Rand Paul Continues Hillary Attack: 'The 1990s Was a Long Time Ago'

Rand Paul Continues Hillary Attack: 'The 1990s Was a Long Time Ago'

On Friday’s broadcast of “Fox & Friends,” Sen. Rand Paul (R-KY) picked up where he left off on election night in attacking former Secretary of State Hillary Clinton and her husband, former President Bill Clinton.

Paul continued to hammer the point that in stops where both Clintons campaigned for midterm candidates, to which those candidates portrayed themselves as Clinton Democrats, which turned out to be to their detriment.

“You know, they actually ran as Clinton Democrats,” Paul said. “They tried to separate themselves from the president and there is this whole mantra that developed during the campaign where the president is unpopular, but Hillary is popular. My point is they all ran to separate themselves from the president, they wanted to be associated as Clinton Democrats, and they all were soundly rejected. So there is a message here about Hillary Clinton as much as there is a message about the president.”

Paul dismissed the notion that the Clinton-southern Democrat brand was strong in the South, including in Kentucky.

“They’ve been saying that in Kentucky for 20 years, ever since Clinton won Kentucky,” he added. “But the only reason Bill Clinton won in Kentucky was because Ross Perot was in the race. No Clinton has ever carried a majority of Kentucky. I think they’re fooling themselves in the South and also the 1990s was a long time ago. It was another era. There weren’t many conservative Democrats left. The party has become so liberal that it’s left most conservative Democrats in the South. So I don’t know. I don’t think there is such a Clinton cache as there once was.”

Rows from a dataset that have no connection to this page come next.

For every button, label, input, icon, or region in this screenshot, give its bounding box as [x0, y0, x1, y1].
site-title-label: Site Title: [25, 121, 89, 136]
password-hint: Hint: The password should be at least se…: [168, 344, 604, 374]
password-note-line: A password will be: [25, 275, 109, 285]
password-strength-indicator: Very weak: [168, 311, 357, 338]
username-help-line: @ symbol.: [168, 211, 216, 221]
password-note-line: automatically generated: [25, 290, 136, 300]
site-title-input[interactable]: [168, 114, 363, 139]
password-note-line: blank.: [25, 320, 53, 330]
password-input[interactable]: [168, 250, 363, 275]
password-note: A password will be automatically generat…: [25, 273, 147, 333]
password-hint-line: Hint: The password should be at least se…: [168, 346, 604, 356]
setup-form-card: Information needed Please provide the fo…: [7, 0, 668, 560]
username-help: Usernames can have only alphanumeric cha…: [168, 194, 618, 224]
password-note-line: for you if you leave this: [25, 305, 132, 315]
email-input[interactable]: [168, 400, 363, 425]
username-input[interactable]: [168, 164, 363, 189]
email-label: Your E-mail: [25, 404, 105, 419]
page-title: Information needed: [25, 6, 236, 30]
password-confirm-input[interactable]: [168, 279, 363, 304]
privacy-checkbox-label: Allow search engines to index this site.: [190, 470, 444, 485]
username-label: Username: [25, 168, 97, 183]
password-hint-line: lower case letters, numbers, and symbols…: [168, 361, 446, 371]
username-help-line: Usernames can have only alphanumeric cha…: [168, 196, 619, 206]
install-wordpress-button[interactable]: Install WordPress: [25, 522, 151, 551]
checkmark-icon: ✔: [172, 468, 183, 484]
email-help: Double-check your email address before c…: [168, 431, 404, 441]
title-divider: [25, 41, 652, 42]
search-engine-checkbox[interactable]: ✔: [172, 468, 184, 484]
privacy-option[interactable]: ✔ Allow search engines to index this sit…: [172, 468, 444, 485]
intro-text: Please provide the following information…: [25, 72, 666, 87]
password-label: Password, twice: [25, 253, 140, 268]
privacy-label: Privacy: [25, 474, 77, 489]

As for Hillary Clinton, Paul said it was important to point out these flaws with her being the odds-on favorite for the Democrats’ 2016 nomination.

She is seen as the leader in her party and the potential leader in their nominating process,” he said. “I think it’s a mistake to let someone — I’m not talking about whether I’m running, but to let someone run unopposed. In the past we haven’t gone after the opposing party’s nominee to say who they are and what they represent. I think she is going to try to say, ‘Oh, I’m different than President Obama. He’s very unpopular. But i have different policies.’ She was part of his administration and I really don’t know of many, if any, policies they disagree on.